A leading champion and doer in this work for Enspiral has been Alanna Krause. Her write up about ‘Full Circle Leadership’ illustrates much of the learning from the core of this experiment.

That’s all great. So, what’s the point?

What good is a networked set of companies and a fiery, ambitious community with big, crazy ideas?

Why invest time and money in Enspiral like interventions? What hope is there to have any impact on deep systemic issues like runaway climate change, poverty or inequality from this weird mix of startup business, tech and love-fuelled activism? What can we hope to achieve?

Direction: Scale like a virus.

In my opinion success won’t come by making Enspiral huge global force, dominating markets, sucking in talent with massively profitable companies (although, many people are definitely working on that). I think the way Enspiral can change the world in the most scalable and impactful way is 3 fold.

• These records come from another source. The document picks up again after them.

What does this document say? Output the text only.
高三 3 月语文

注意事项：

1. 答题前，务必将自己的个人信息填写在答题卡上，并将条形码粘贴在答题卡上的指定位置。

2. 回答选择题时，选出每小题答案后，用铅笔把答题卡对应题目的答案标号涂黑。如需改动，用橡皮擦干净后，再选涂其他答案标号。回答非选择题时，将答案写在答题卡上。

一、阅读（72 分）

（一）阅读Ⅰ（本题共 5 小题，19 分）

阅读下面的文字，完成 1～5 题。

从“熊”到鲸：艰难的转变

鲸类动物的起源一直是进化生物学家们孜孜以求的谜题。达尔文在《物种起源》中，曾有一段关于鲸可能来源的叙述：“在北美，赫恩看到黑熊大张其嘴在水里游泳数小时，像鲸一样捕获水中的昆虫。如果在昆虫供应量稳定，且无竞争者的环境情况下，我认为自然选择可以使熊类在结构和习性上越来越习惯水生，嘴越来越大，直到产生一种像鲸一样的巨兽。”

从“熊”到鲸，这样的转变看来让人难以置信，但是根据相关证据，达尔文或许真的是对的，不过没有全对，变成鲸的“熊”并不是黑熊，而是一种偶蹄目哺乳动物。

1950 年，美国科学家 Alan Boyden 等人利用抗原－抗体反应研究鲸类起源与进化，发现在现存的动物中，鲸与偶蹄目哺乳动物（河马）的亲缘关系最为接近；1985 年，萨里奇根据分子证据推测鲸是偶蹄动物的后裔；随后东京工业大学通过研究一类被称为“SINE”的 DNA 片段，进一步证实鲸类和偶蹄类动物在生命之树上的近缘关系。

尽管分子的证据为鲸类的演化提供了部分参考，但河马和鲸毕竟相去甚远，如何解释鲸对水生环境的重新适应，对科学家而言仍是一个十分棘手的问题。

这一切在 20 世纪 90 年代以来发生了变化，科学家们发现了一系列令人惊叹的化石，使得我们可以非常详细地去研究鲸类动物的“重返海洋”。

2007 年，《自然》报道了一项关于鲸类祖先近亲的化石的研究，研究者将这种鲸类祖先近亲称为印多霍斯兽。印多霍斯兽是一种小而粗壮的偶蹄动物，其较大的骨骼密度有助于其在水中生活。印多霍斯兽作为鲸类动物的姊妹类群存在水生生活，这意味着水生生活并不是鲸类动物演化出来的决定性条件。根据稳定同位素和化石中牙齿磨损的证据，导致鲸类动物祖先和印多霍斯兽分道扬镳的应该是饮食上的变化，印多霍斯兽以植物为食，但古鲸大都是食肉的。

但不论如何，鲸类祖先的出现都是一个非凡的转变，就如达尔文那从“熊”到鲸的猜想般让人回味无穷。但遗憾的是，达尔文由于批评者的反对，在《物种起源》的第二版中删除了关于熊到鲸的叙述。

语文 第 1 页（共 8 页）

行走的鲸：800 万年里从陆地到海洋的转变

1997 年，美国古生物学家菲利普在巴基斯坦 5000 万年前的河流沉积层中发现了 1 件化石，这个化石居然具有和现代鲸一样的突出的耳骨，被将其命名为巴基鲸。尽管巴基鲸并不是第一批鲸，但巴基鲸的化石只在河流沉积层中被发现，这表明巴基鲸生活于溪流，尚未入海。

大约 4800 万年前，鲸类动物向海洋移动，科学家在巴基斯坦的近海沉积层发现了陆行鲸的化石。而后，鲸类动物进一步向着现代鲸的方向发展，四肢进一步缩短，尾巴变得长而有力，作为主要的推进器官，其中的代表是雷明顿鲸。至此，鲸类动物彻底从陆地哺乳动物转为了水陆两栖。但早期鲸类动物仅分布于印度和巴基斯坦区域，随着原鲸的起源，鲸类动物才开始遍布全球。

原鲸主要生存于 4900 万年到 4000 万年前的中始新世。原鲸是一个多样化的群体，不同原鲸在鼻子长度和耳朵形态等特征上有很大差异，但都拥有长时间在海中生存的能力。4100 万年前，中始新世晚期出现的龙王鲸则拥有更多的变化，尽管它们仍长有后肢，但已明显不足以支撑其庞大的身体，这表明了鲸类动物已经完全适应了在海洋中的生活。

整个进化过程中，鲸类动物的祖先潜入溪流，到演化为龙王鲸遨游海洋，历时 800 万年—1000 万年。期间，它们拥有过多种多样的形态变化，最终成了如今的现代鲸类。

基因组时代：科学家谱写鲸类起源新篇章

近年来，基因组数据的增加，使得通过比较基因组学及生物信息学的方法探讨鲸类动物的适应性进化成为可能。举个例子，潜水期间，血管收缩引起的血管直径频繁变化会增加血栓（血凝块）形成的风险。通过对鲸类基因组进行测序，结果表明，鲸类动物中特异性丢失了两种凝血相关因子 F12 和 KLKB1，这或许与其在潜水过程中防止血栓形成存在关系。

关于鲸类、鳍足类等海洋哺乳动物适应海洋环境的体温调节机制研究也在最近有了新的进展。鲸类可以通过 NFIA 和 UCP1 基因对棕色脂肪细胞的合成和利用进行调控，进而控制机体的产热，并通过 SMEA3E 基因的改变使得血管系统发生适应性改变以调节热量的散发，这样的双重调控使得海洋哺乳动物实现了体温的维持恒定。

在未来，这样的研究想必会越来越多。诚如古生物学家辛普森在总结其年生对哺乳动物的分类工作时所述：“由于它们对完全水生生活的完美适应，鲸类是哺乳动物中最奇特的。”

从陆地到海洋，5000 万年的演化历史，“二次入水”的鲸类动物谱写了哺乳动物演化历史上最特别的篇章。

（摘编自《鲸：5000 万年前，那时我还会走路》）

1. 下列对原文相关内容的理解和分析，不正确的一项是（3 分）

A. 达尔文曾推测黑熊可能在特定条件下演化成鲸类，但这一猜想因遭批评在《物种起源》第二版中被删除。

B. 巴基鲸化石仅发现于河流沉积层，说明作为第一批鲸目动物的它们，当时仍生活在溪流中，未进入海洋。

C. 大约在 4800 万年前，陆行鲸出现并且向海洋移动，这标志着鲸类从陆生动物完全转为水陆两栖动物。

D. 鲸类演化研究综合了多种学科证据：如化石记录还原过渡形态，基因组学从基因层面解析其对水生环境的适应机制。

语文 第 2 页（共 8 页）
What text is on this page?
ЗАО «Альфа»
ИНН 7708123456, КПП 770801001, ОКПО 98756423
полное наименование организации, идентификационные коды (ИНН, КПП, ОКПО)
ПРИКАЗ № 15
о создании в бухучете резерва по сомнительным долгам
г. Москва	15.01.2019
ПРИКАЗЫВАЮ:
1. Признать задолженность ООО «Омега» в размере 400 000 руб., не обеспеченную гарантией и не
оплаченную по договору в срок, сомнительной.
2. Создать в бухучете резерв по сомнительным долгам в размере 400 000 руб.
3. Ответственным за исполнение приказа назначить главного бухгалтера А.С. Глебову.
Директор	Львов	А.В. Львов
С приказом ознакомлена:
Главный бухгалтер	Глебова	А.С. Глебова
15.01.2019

  1. Building great companies.
    Putting the structure, the community and the platform for experimenting to good use by doing what we set out to do from the very start. Build livelihoods that have a systemically positive impact on people and the planet. Some people call it Social Enterprise. I call it building great companies and leading by example. After 5ish years, we’re off to a pretty good start.
  2. Sharing our systems.
    If we can achieve 1. and prove ways of funding, founding and growing companies that can attract smarter people, who work harder, driven by purpose to outcompete existing structures then we should share the way those systems work. If we can share ‘organising DNA’ so others can learn and copy and be competitive in their markets we might have a chance at contributing to significant improvements in business structures and hopefully — fixing the bugs in capitalism.
  3. Telling our stories. 
    Stories are powerful signals — to clarify, to reinforce and to share what works and what doesn’t. There are already many stories of ‘Enspiral work’ to tell and many angles from which to tell them. We’re building capacity to be able to connect our work with more people.